Speaker
Description
Unlike electrical signals, magnetic signals are not affected by the biological tissues because of the nearly homogeneous permeability. Therefore, magnetoencephalography (MEG) is more suitable for detecting biological phenomenon. In the past several decades, superconducting quantum interference device (SQUID) magnetometers are most commonly used for MEG. However, the SQUID magnetometers would not work unless
the superconducting circuits are housed in the liquid-helium-cooled dewar. The cryogenic cooling brings some significant problems [1]. Optically pumped atomic magnetometers in the spin-exchange relaxation-free (SERF) regime have attracted significant attention [2]. Compared with the SQUID magnetometers, SERF magnetometers have the sensitivity comparable to that of the SQUID magnetometers but do not need the cryogenic condition. Substantial research efforts have been devoted to improving the performance of SERF magnetometers. Recently, one of the hot research topics is how to realize the three-axis magnetic field measurement.
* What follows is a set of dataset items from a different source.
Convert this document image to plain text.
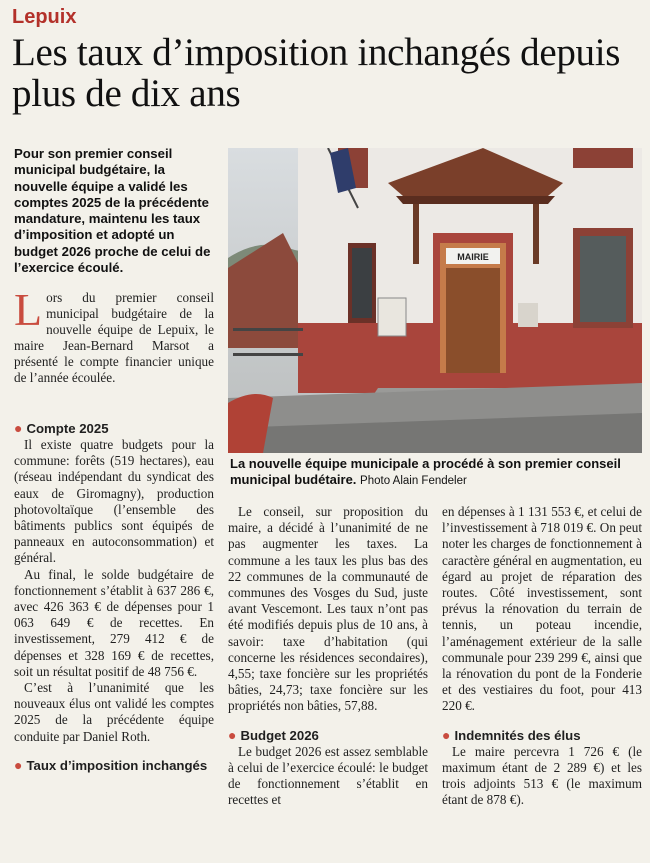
Lepuix
Les taux d’imposition inchangés depuis plus de dix ans

Pour son premier conseil municipal budgétaire, la nouvelle équipe a validé les comptes 2025 de la précédente mandature, maintenu les taux d’imposition et adopté un budget 2026 proche de celui de l’exercice écoulé.

Lors du premier conseil municipal budgétaire de la nouvelle équipe de Lepuix, le maire Jean-Bernard Marsot a présenté le compte financier unique de l’année écoulée.
● Compte 2025

Il existe quatre budgets pour la commune: forêts (519 hectares), eau (réseau indépendant du syndicat des eaux de Giromagny), production photovoltaïque (l’ensemble des bâtiments publics sont équipés de panneaux en autoconsommation) et général.

Au final, le solde budgétaire de fonctionnement s’établit à 637 286 €, avec 426 363 € de dépenses pour 1 063 649 € de recettes. En investissement, 279 412 € de dépenses et 328 169 € de recettes, soit un résultat positif de 48 756 €.

C’est à l’unanimité que les nouveaux élus ont validé les comptes 2025 de la précédente équipe conduite par Daniel Roth.

● Taux d’imposition inchangés
MAIRIE
La nouvelle équipe municipale a procédé à son premier conseil municipal budétaire. Photo Alain Fendeler

Le conseil, sur proposition du maire, a décidé à l’unanimité de ne pas augmenter les taxes. La commune a les taux les plus bas des 22 communes de la communauté de communes des Vosges du Sud, juste avant Vescemont. Les taux n’ont pas été modifiés depuis plus de 10 ans, à savoir: taxe d’habitation (qui concerne les résidences secondaires), 4,55; taxe foncière sur les propriétés bâties, 24,73; taxe foncière sur les propriétés non bâties, 57,88.

● Budget 2026

Le budget 2026 est assez semblable à celui de l’exercice écoulé: le budget de fonctionnement s’établit en recettes et

en dépenses à 1 131 553 €, et celui de l’investissement à 718 019 €. On peut noter les charges de fonctionnement à caractère général en augmentation, eu égard au projet de réparation des routes. Côté investissement, sont prévus la rénovation du terrain de tennis, un poteau incendie, l’aménagement extérieur de la salle communale pour 239 299 €, ainsi que la rénovation du pont de la Fonderie et des vestiaires du foot, pour 413 220 €.

● Indemnités des élus

Le maire percevra 1 726 € (le maximum étant de 2 289 €) et les trois adjoints 513 € (le maximum étant de 878 €).
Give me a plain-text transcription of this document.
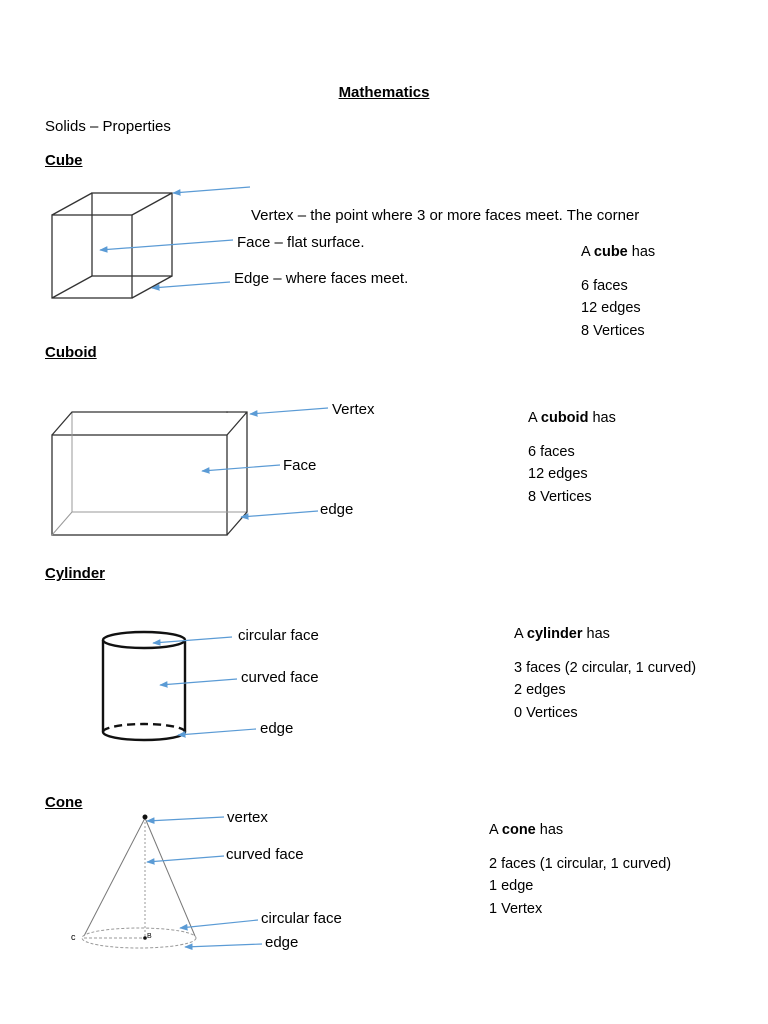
Mathematics
Solids – Properties
Cube
Vertex – the point where 3 or more faces meet. The corner
Face – flat surface.
Edge – where faces meet.
A cube has
6 faces
12 edges
8 Vertices
Cuboid
Vertex
Face
edge
A cuboid has
6 faces
12 edges
8 Vertices
Cylinder
circular face
curved face
edge
A cylinder has
3 faces (2 circular, 1 curved)
2 edges
0 Vertices
Cone
vertex
curved face
circular face
edge
c	B
A cone has
2 faces (1 circular, 1 curved)
1 edge
1 Vertex
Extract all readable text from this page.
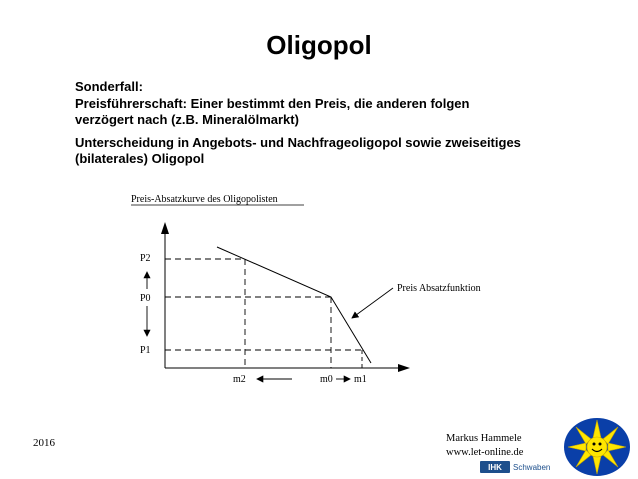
Oligopol
Sonderfall:
Preisführerschaft: Einer bestimmt den Preis, die anderen folgen
verzögert nach (z.B. Mineralölmarkt)
Unterscheidung in Angebots- und Nachfrageoligopol sowie zweiseitiges
(bilaterales) Oligopol
Preis-Absatzkurve des Oligopolisten
P2
P0
P1
m2	m0 m1
Preis Absatzfunktion
2016	Markus Hammele
www.let-online.de
IHK	Schwaben
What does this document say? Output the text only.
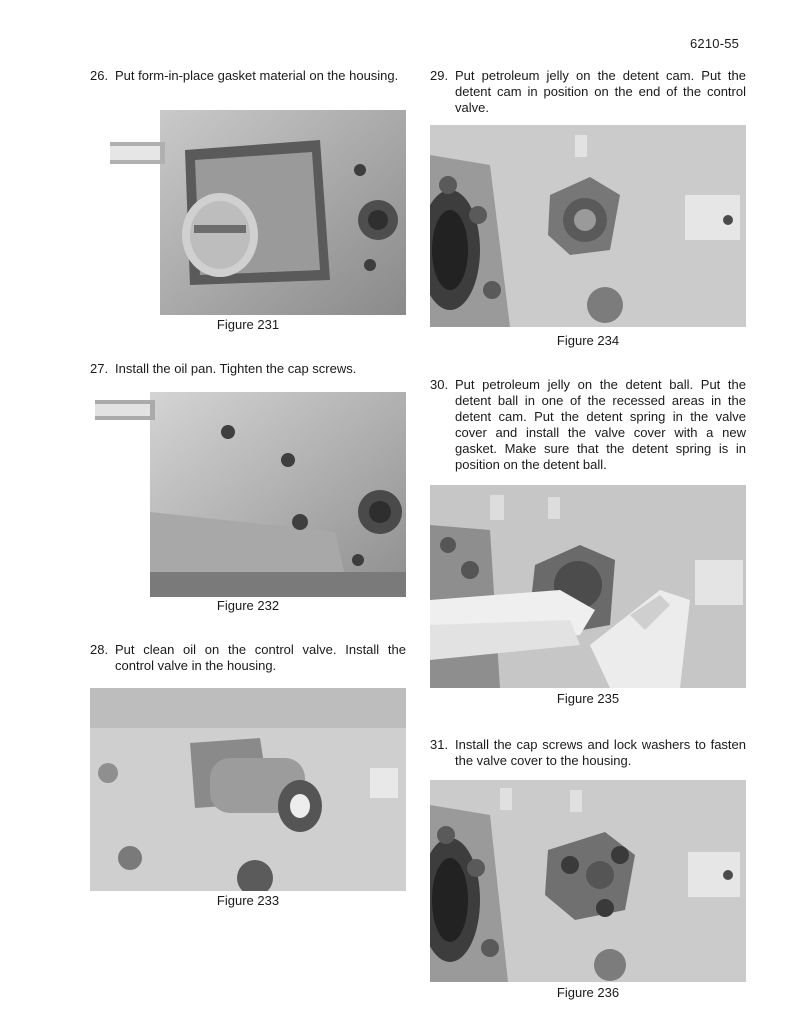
6210-55
26. Put form-in-place gasket material on the housing.
Figure 231
27. Install the oil pan. Tighten the cap screws.
Figure 232
28. Put clean oil on the control valve. Install the control valve in the housing.
Figure 233
29. Put petroleum jelly on the detent cam. Put the detent cam in position on the end of the control valve.
Figure 234
30. Put petroleum jelly on the detent ball. Put the detent ball in one of the recessed areas in the detent cam. Put the detent spring in the valve cover and install the valve cover with a new gasket. Make sure that the detent spring is in position on the detent ball.
Figure 235
31. Install the cap screws and lock washers to fasten the valve cover to the housing.
Figure 236
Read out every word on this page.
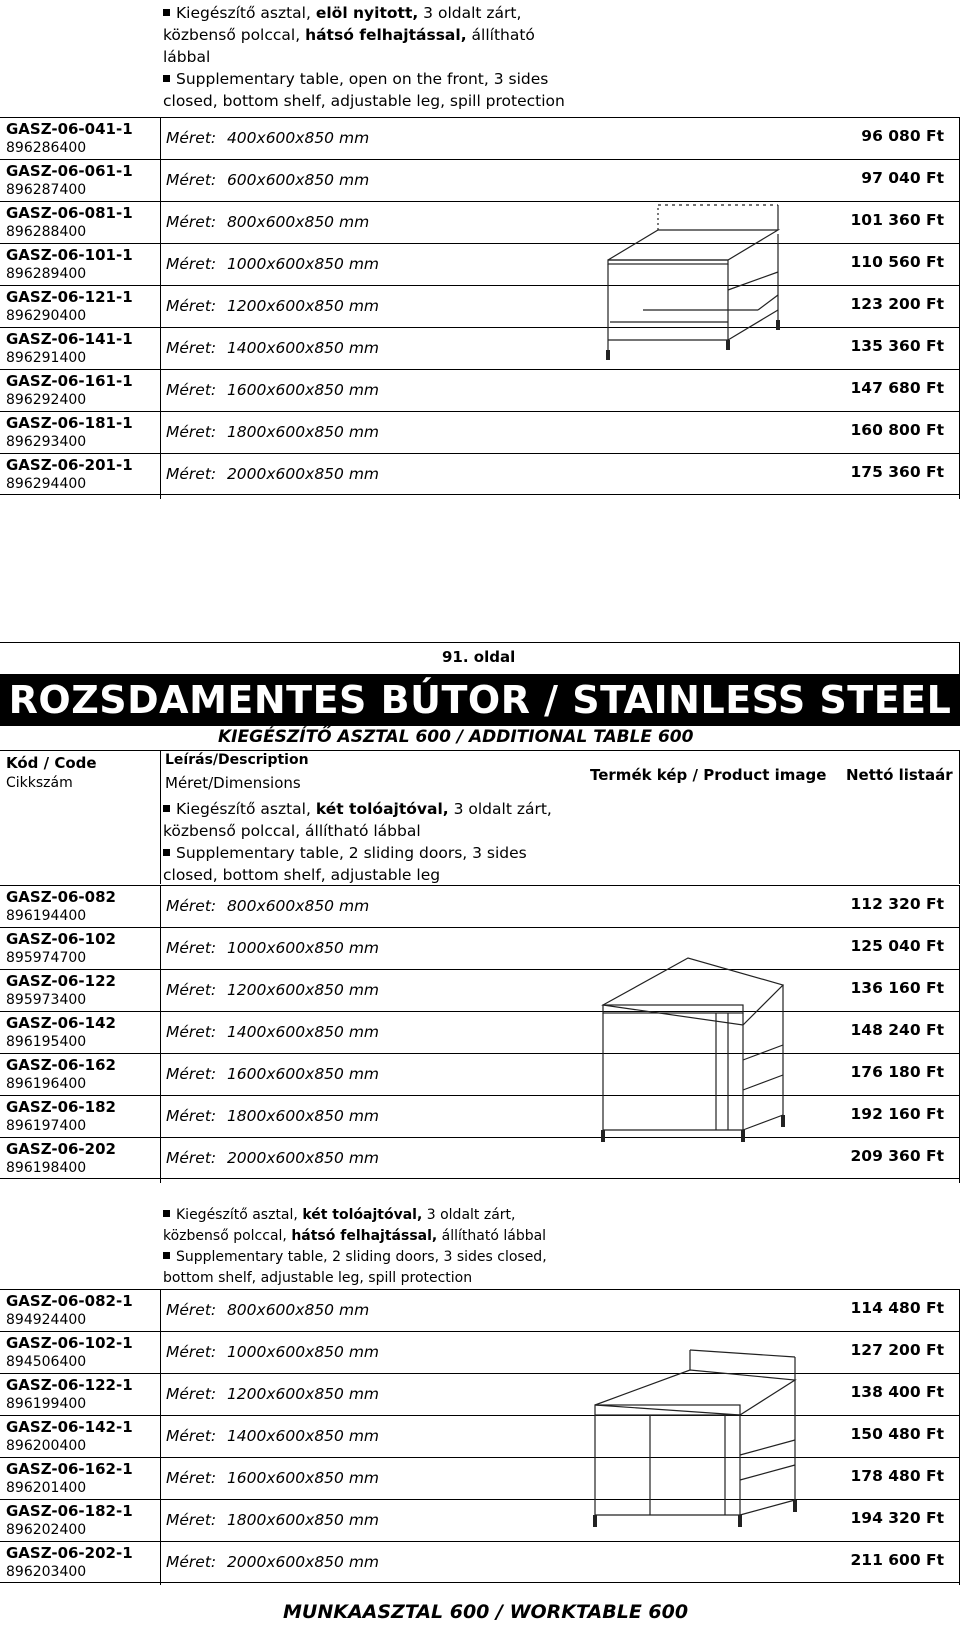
Kiegészítő asztal, elöl nyitott, 3 oldalt zárt,
közbenső polccal, hátsó felhajtással, állítható
lábbal
Supplementary table, open on the front, 3 sides
closed, bottom shelf, adjustable leg, spill protection
GASZ-06-041-1
896286400
Méret: 400x600x850 mm	96 080 Ft
GASZ-06-061-1
896287400
Méret: 600x600x850 mm	97 040 Ft
GASZ-06-081-1
896288400
Méret: 800x600x850 mm	101 360 Ft
GASZ-06-101-1
896289400
Méret: 1000x600x850 mm	110 560 Ft
GASZ-06-121-1
896290400
Méret: 1200x600x850 mm	123 200 Ft
GASZ-06-141-1
896291400
Méret: 1400x600x850 mm	135 360 Ft
GASZ-06-161-1
896292400
Méret: 1600x600x850 mm	147 680 Ft
GASZ-06-181-1
896293400
Méret: 1800x600x850 mm	160 800 Ft
GASZ-06-201-1
896294400
Méret: 2000x600x850 mm	175 360 Ft
91. oldal
ROZSDAMENTES BÚTOR / STAINLESS STEEL
KIEGÉSZÍTŐ ASZTAL 600 / ADDITIONAL TABLE 600
Kód / Code
Cikkszám
Leírás/Description
Méret/Dimensions	Termék kép / Product image Nettó listaár
Kiegészítő asztal, két tolóajtóval, 3 oldalt zárt,
közbenső polccal, állítható lábbal
Supplementary table, 2 sliding doors, 3 sides
closed, bottom shelf, adjustable leg
GASZ-06-082
896194400
Méret: 800x600x850 mm	112 320 Ft
GASZ-06-102
895974700
Méret: 1000x600x850 mm	125 040 Ft
GASZ-06-122
895973400
Méret: 1200x600x850 mm	136 160 Ft
GASZ-06-142
896195400
Méret: 1400x600x850 mm	148 240 Ft
GASZ-06-162
896196400
Méret: 1600x600x850 mm	176 180 Ft
GASZ-06-182
896197400
Méret: 1800x600x850 mm	192 160 Ft
GASZ-06-202
896198400
Méret: 2000x600x850 mm	209 360 Ft
Kiegészítő asztal, két tolóajtóval, 3 oldalt zárt,
közbenső polccal, hátsó felhajtással, állítható lábbal
Supplementary table, 2 sliding doors, 3 sides closed,
bottom shelf, adjustable leg, spill protection
GASZ-06-082-1
894924400
Méret: 800x600x850 mm	114 480 Ft
GASZ-06-102-1
894506400
Méret: 1000x600x850 mm	127 200 Ft
GASZ-06-122-1
896199400
Méret: 1200x600x850 mm	138 400 Ft
GASZ-06-142-1
896200400
Méret: 1400x600x850 mm	150 480 Ft
GASZ-06-162-1
896201400
Méret: 1600x600x850 mm	178 480 Ft
GASZ-06-182-1
896202400
Méret: 1800x600x850 mm	194 320 Ft
GASZ-06-202-1
896203400
Méret: 2000x600x850 mm	211 600 Ft
MUNKAASZTAL 600 / WORKTABLE 600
It is helpful to obtain the complete vector information of the magnetic field.
Here, we propose and experimentally demonstrate two novel schemes to achieve measurement of three-axis vector magnetic fields. One approach employs a specially designed triangular prism-shaped vapor cell [3]. By reflecting the light beam in the cell chamber under high pressure, the atoms before and after reflection are polarized along two different directions. It is as though two dual-axis parametric resonance magnetometers are combined in the same vapor cell. A sensitivity of 40 fT/Hz1/2 in x-axis, 20 fT/Hz1/2 in y-axis, and 30 fT/Hz1/2 in z-axis is achieved. Another scheme is by utilizing a dual-resonance effect, which is discovered for the first time in the SERF regime. This is an easy-to-implement engineering solution. On the basis of a dual-axis parametric resonance magnetometer, as long as the rotating field frequency is reduced from kilohertz to hundreds of hertz, then Mz resonance is excited synchronously, and hence the dual-axis magnetometer can be upgraded with three-axis measurement capabilities. Eventually, we can attain magnetic field sensitivities of about 40 fT/Hz1/2 in x- and y-axes and about 50 fT/Hz1/2 in the z-axis [4].
References
[1] E. Boto et al., A new generation of magnetoencephalography: Room temperature measurements using optically-pumped magnetometers, NeuroImage 149, 404 (2017).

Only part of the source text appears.